As debut author Kiritsis observes, creativity has long been associated with “divine madness” and the inspired artist with tortured insanity. He aims to make the case that there is, in fact, a “connection between the schizospectrum, bipolar, and substance abuse disorders and creativity.” More specifically, the author investigates the possibility that psychosis and creativity “share polygenetic roots” and that “the inner mental processes experienced as delusional beliefs and hallucinations by the inwardly disordered may also be the fountainhead and raw underpinning of creative thought.” Kiritsis focuses on positive schizotypy, which characterizes “highly imaginative” and “internally preoccupied” people who tend to hold beliefs about the world that are unconventionally drawn to the mystical and supernatural.
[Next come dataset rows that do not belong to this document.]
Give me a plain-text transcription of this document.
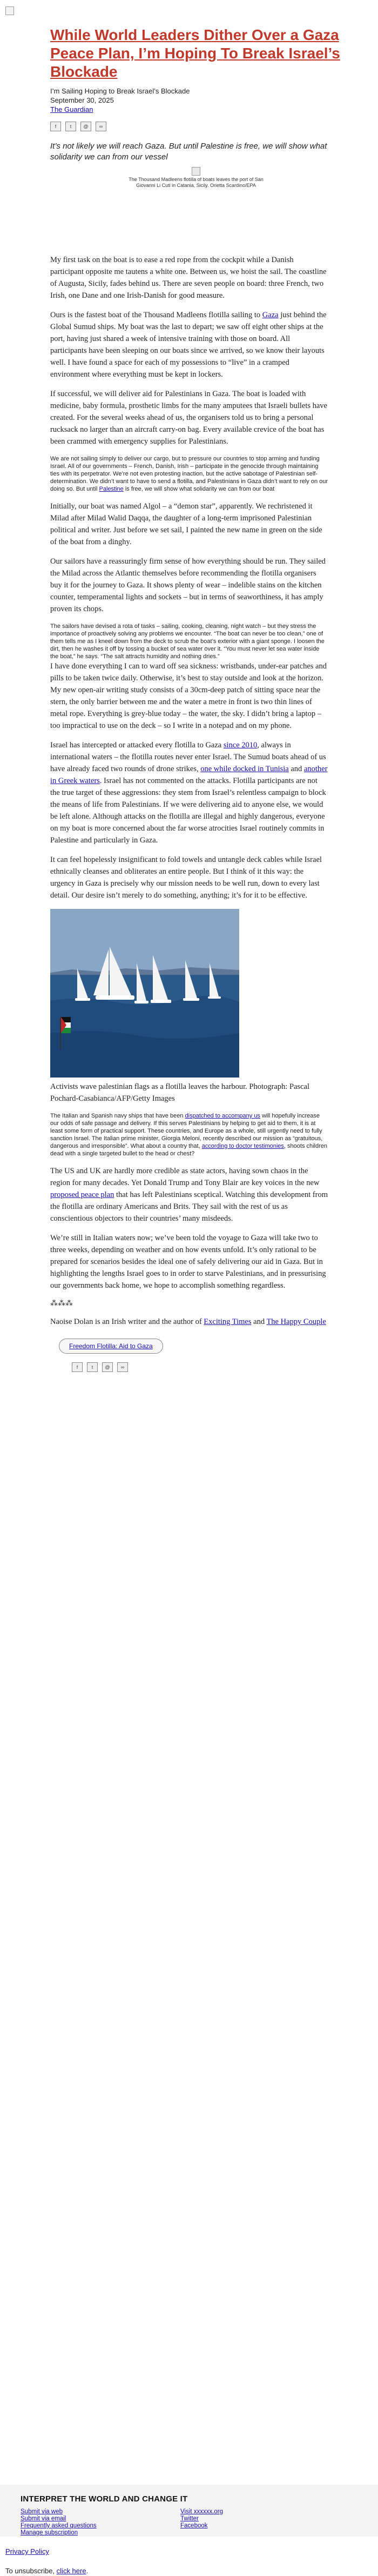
While World Leaders Dither Over a Gaza Peace Plan, I’m Hoping To Break Israel’s Blockade
I’m Sailing Hoping to Break Israel’s Blockade
September 30, 2025
The Guardian
f	t	@	∞
It’s not likely we will reach Gaza. But until Palestine is free, we will show what solidarity we can from our vessel
The Thousand Madleens flotilla of boats leaves the port of San Giovanni Li Cuti in Catania, Sicily. Orietta Scardino/EPA

My first task on the boat is to ease a red rope from the cockpit while a Danish participant opposite me tautens a white one. Between us, we hoist the sail. The coastline of Augusta, Sicily, fades behind us. There are seven people on board: three French, two Irish, one Dane and one Irish-Danish for good measure.

Ours is the fastest boat of the Thousand Madleens flotilla sailing to Gaza just behind the Global Sumud ships. My boat was the last to depart; we saw off eight other ships at the port, having just shared a week of intensive training with those on board. All participants have been sleeping on our boats since we arrived, so we know their layouts well. I have found a space for each of my possessions to “live” in a cramped environment where everything must be kept in lockers.

If successful, we will deliver aid for Palestinians in Gaza. The boat is loaded with medicine, baby formula, prosthetic limbs for the many amputees that Israeli bullets have created. For the several weeks ahead of us, the organisers told us to bring a personal rucksack no larger than an aircraft carry-on bag. Every available crevice of the boat has been crammed with emergency supplies for Palestinians.

We are not sailing simply to deliver our cargo, but to pressure our countries to stop arming and funding Israel. All of our governments – French, Danish, Irish – participate in the genocide through maintaining ties with its perpetrator. We’re not even protesting inaction, but the active sabotage of Palestinian self-determination. We didn’t want to have to send a flotilla, and Palestinians in Gaza didn’t want to rely on our doing so. But until Palestine is free, we will show what solidarity we can from our boat

Initially, our boat was named Algol – a “demon star”, apparently. We rechristened it Milad after Milad Walid Daqqa, the daughter of a long-term imprisoned Palestinian political and writer. Just before we set sail, I painted the new name in green on the side of the boat from a dinghy.

Our sailors have a reassuringly firm sense of how everything should be run. They sailed the Milad across the Atlantic themselves before recommending the flotilla organisers buy it for the journey to Gaza. It shows plenty of wear – indelible stains on the kitchen counter, temperamental lights and sockets – but in terms of seaworthiness, it has amply proven its chops.

The sailors have devised a rota of tasks – sailing, cooking, cleaning, night watch – but they stress the importance of proactively solving any problems we encounter. “The boat can never be too clean,” one of them tells me as I kneel down from the deck to scrub the boat’s exterior with a giant sponge. I loosen the dirt, then he washes it off by tossing a bucket of sea water over it. “You must never let sea water inside the boat,” he says. “The salt attracts humidity and nothing dries.”

I have done everything I can to ward off sea sickness: wristbands, under-ear patches and pills to be taken twice daily. Otherwise, it’s best to stay outside and look at the horizon. My new open-air writing study consists of a 30cm-deep patch of sitting space near the stern, the only barrier between me and the water a metre in front is two thin lines of metal rope. Everything is grey-blue today – the water, the sky. I didn’t bring a laptop – too impractical to use on the deck – so I write in a notepad and on my phone.

Israel has intercepted or attacked every flotilla to Gaza since 2010, always in international waters – the flotilla routes never enter Israel. The Sumud boats ahead of us have already faced two rounds of drone strikes, one while docked in Tunisia and another in Greek waters. Israel has not commented on the attacks. Flotilla participants are not the true target of these aggressions: they stem from Israel’s relentless campaign to block the means of life from Palestinians. If we were delivering aid to anyone else, we would be left alone. Although attacks on the flotilla are illegal and highly dangerous, everyone on my boat is more concerned about the far worse atrocities Israel routinely commits in Palestine and particularly in Gaza.

It can feel hopelessly insignificant to fold towels and untangle deck cables while Israel ethnically cleanses and obliterates an entire people. But I think of it this way: the urgency in Gaza is precisely why our mission needs to be well run, down to every last detail. Our desire isn’t merely to do something, anything; it’s for it to be effective.

Activists wave palestinian flags as a flotilla leaves the harbour. Photograph: Pascal Pochard-Casabianca/AFP/Getty Images

The Italian and Spanish navy ships that have been dispatched to accompany us will hopefully increase our odds of safe passage and delivery. If this serves Palestinians by helping to get aid to them, it is at least some form of practical support. These countries, and Europe as a whole, still urgently need to fully sanction Israel. The Italian prime minister, Giorgia Meloni, recently described our mission as “gratuitous, dangerous and irresponsible”. What about a country that, according to doctor testimonies, shoots children dead with a single targeted bullet to the head or chest?

The US and UK are hardly more credible as state actors, having sown chaos in the region for many decades. Yet Donald Trump and Tony Blair are key voices in the new proposed peace plan that has left Palestinians sceptical. Watching this development from the flotilla are ordinary Americans and Brits. They sail with the rest of us as conscientious objectors to their countries’ many misdeeds.

We’re still in Italian waters now; we’ve been told the voyage to Gaza will take two to three weeks, depending on weather and on how events unfold. It’s only rational to be prepared for scenarios besides the ideal one of safely delivering our aid in Gaza. But in highlighting the lengths Israel goes to in order to starve Palestinians, and in pressurising our governments back home, we hope to accomplish something regardless.

⁂⁂⁂

Naoise Dolan is an Irish writer and the author of Exciting Times and The Happy Couple

Freedom Flotilla: Aid to Gaza
f	t	@	∞
INTERPRET THE WORLD AND CHANGE IT
Submit via web
Submit via email
Frequently asked questions
Manage subscription
Visit xxxxxx.org
Twitter
Facebook
Privacy Policy
To unsubscribe, click here.
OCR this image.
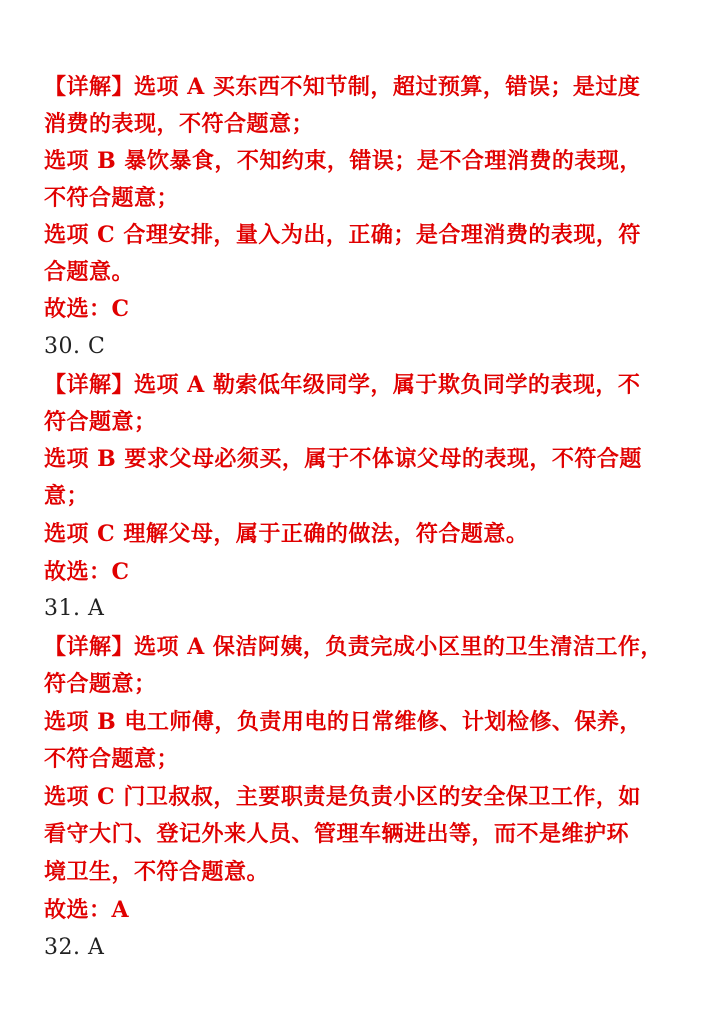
【详解】选项 A 买东西不知节制，超过预算，错误；是过度
消费的表现，不符合题意；
选项 B 暴饮暴食，不知约束，错误；是不合理消费的表现，
不符合题意；
选项 C 合理安排，量入为出，正确；是合理消费的表现，符
合题意。
故选：C
30. C
【详解】选项 A 勒索低年级同学，属于欺负同学的表现，不
符合题意；
选项 B 要求父母必须买，属于不体谅父母的表现，不符合题
意；
选项 C 理解父母，属于正确的做法，符合题意。
故选：C
31. A
【详解】选项 A 保洁阿姨，负责完成小区里的卫生清洁工作，
符合题意；
选项 B 电工师傅，负责用电的日常维修、计划检修、保养，
不符合题意；
选项 C 门卫叔叔，主要职责是负责小区的安全保卫工作，如
看守大门、登记外来人员、管理车辆进出等，而不是维护环
境卫生，不符合题意。
故选：A
32. A
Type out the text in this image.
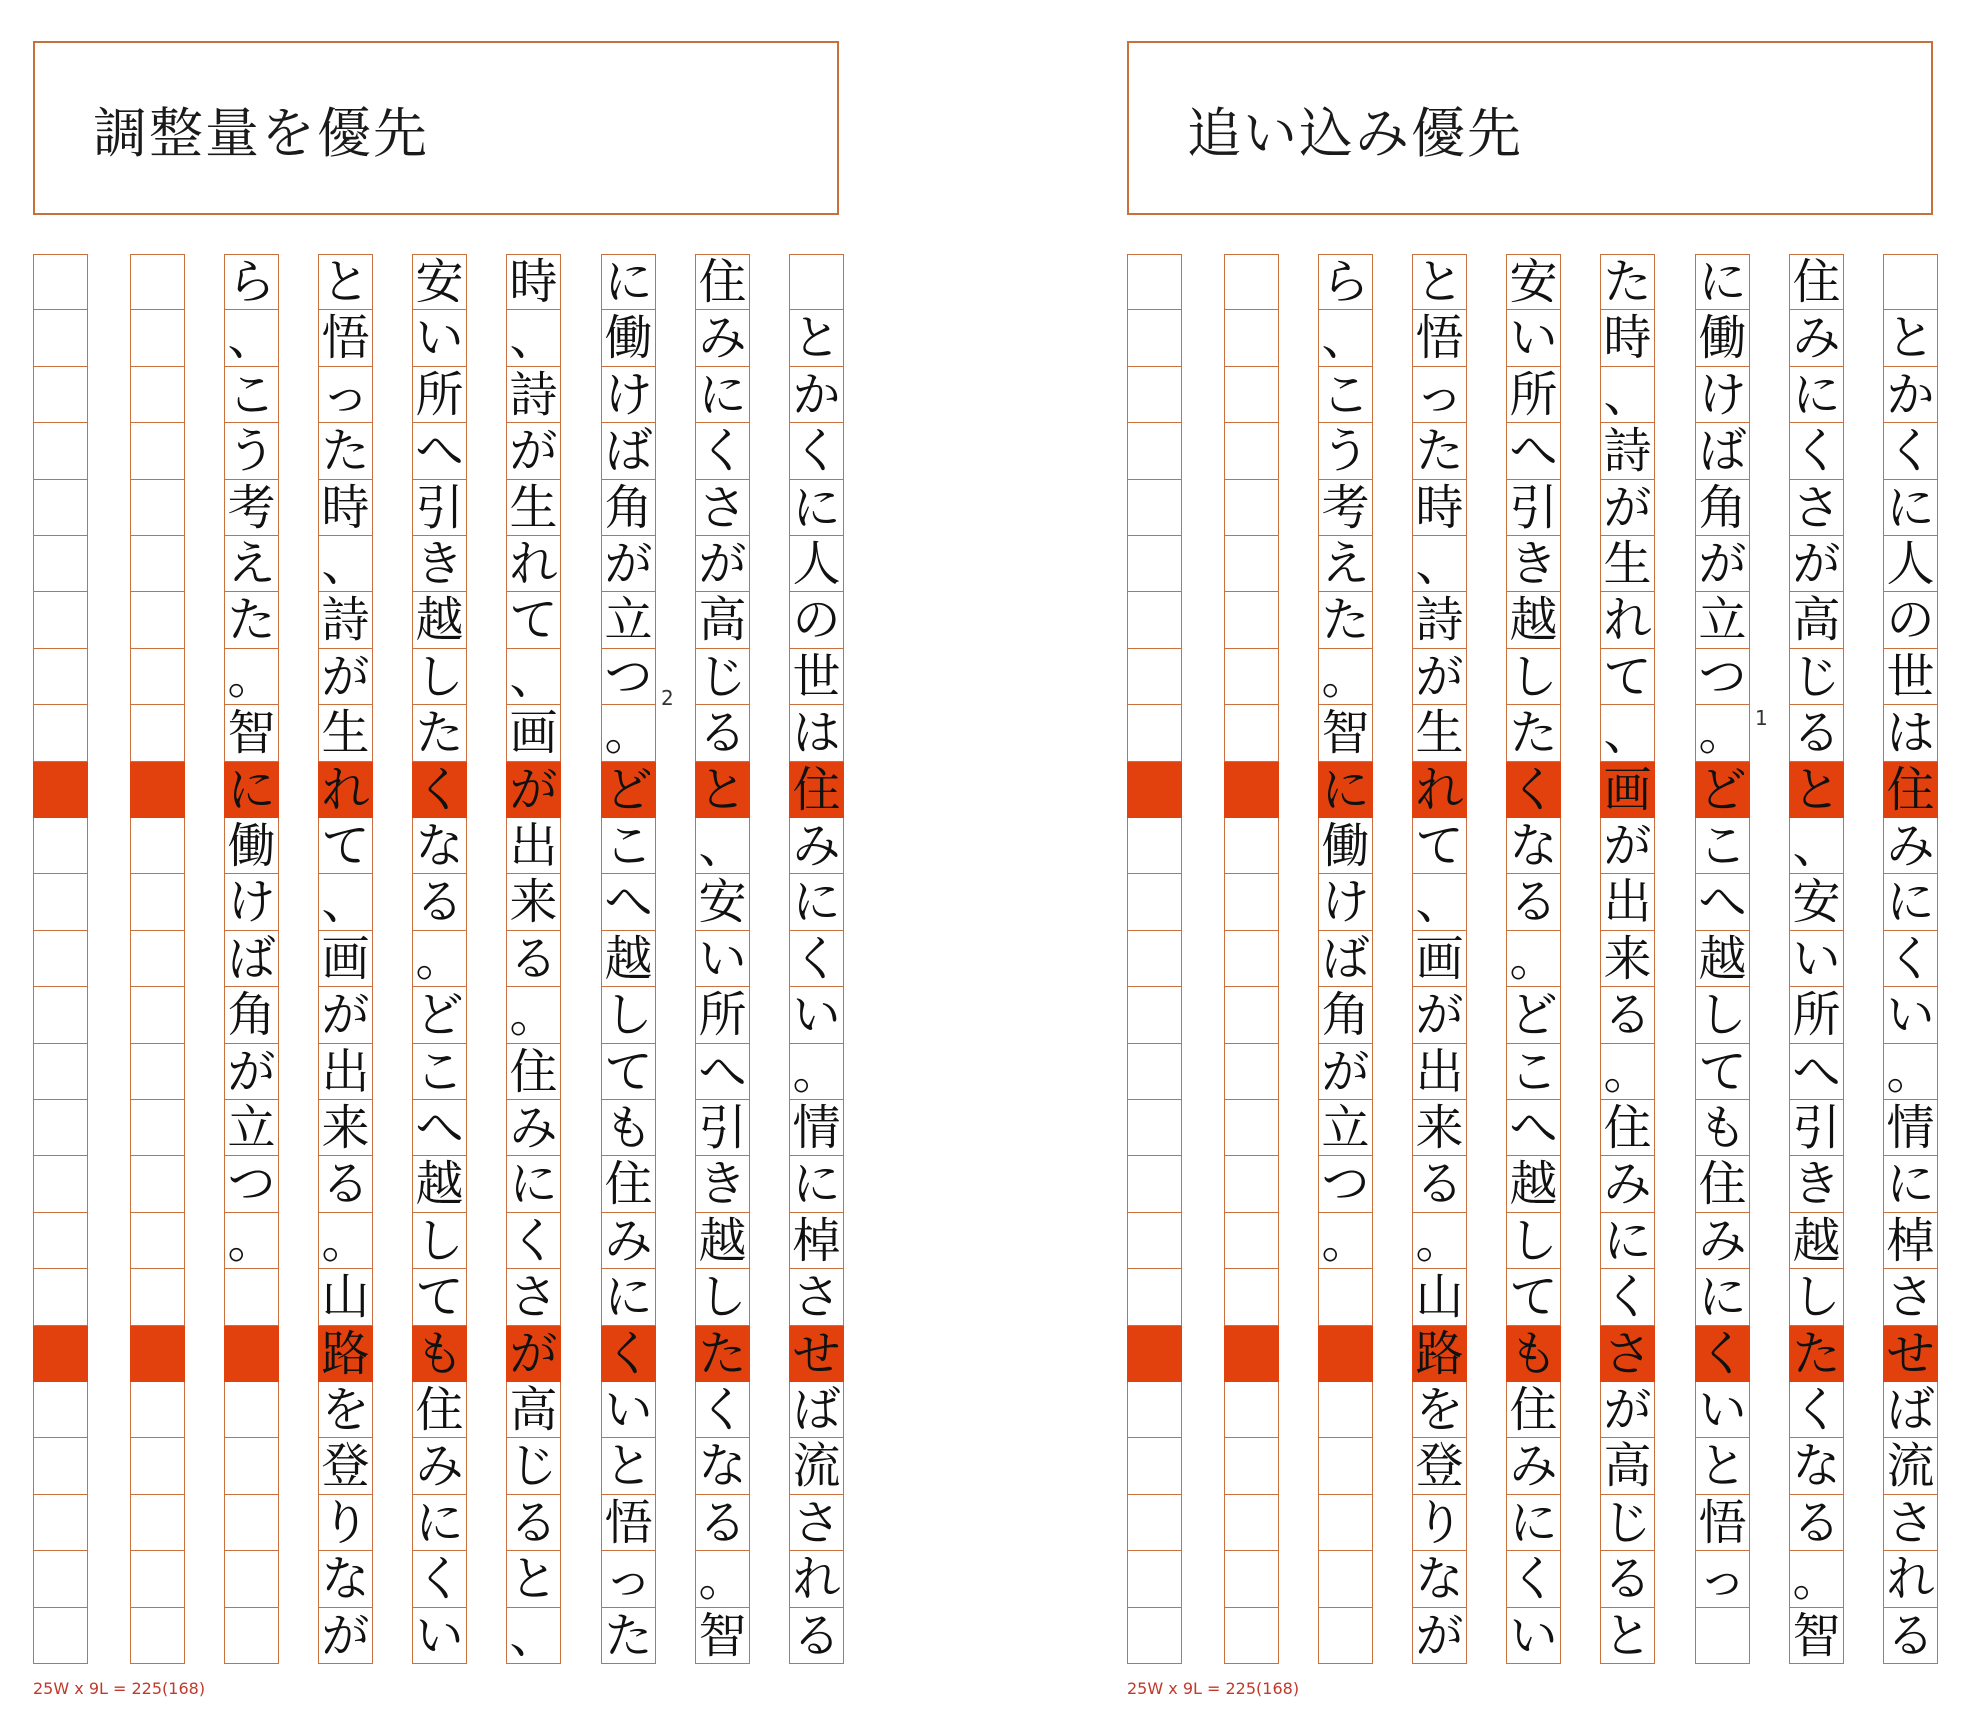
調整量を優先
と
か
く
に
人
の
世
は
住
み
に
く
い
。
情
に
棹
さ
せ
ば
流
さ
れ
る
住
み
に
く
さ
が
高
じ
る
と
、
安
い
所
へ
引
き
越
し
た
く
な
る
。
智
に
働
け
ば
角
が
立
つ
。
ど
こ
へ
越
し
て
も
住
み
に
く
い
と
悟
っ
た
時
、
詩
が
生
れ
て
、
画
が
出
来
る
。
住
み
に
く
さ
が
高
じ
る
と
、
安
い
所
へ
引
き
越
し
た
く
な
る
。
ど
こ
へ
越
し
て
も
住
み
に
く
い
と
悟
っ
た
時
、
詩
が
生
れ
て
、
画
が
出
来
る
。
山
路
を
登
り
な
が
ら
、
こ
う
考
え
た
。
智
に
働
け
ば
角
が
立
つ
。
2
25W x 9L = 225(168)
追い込み優先
と
か
く
に
人
の
世
は
住
み
に
く
い
。
情
に
棹
さ
せ
ば
流
さ
れ
る
住
み
に
く
さ
が
高
じ
る
と
、
安
い
所
へ
引
き
越
し
た
く
な
る
。
智
に
働
け
ば
角
が
立
つ
。
ど
こ
へ
越
し
て
も
住
み
に
く
い
と
悟
っ
た
時
、
詩
が
生
れ
て
、
画
が
出
来
る
。
住
み
に
く
さ
が
高
じ
る
と
安
い
所
へ
引
き
越
し
た
く
な
る
。
ど
こ
へ
越
し
て
も
住
み
に
く
い
と
悟
っ
た
時
、
詩
が
生
れ
て
、
画
が
出
来
る
。
山
路
を
登
り
な
が
ら
、
こ
う
考
え
た
。
智
に
働
け
ば
角
が
立
つ
。
1
25W x 9L = 225(168)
The author furnishes a rigorously synoptic history of schizophrenia and its treatment, including an edifying discussion of the modern tendency to overinterpret it as a “brain disease” and handle it accordingly by pharmaceutical means. He raises provocative questions about the peculiar evolutionary resilience of schizophrenia, which, he argues, suggests that creativity is among its “compensatory advantages.” As Kiritsis points out, his study has “profound clinical and social implications,” not just for the understanding of psychopathology and its treatment, but also as a potential means to disabuse the “profusion of ignorance around mental illness” so common today. Furthermore, the work also points the way to a less idolatrous embrace of “the hegemony of the Western-mind sciences,” which, as a consequence of an unbridled materialism, immediately classifies spiritual experiences as aberrant hallucinations. The book is brimming with haunting images by debut illustrator Christos Stamboulakis, the author’s cousin, and others, many of which depict the struggle with psychosis. Kiritsis’ study is painstakingly argued—he furnishes a model of experimental meticulousness. In addition, the analysis is not just scientifically exacting, but reasonable as well—he draws on both his work as a “burgeoning clinician” and his experiences as an “untutored eyewitness.” The subject matter is drawn from Kiritsis’ doctoral dissertation and often reads precisely like that: long, crashing sentences brimming with gratuitously technical jargon turbidly conveyed. But beneath the topsoil of academic-speak, there is a genuinely intriguing exploration of creativity.
Despite some dense prose, this work offers a stimulating investigation into an important scientific topic.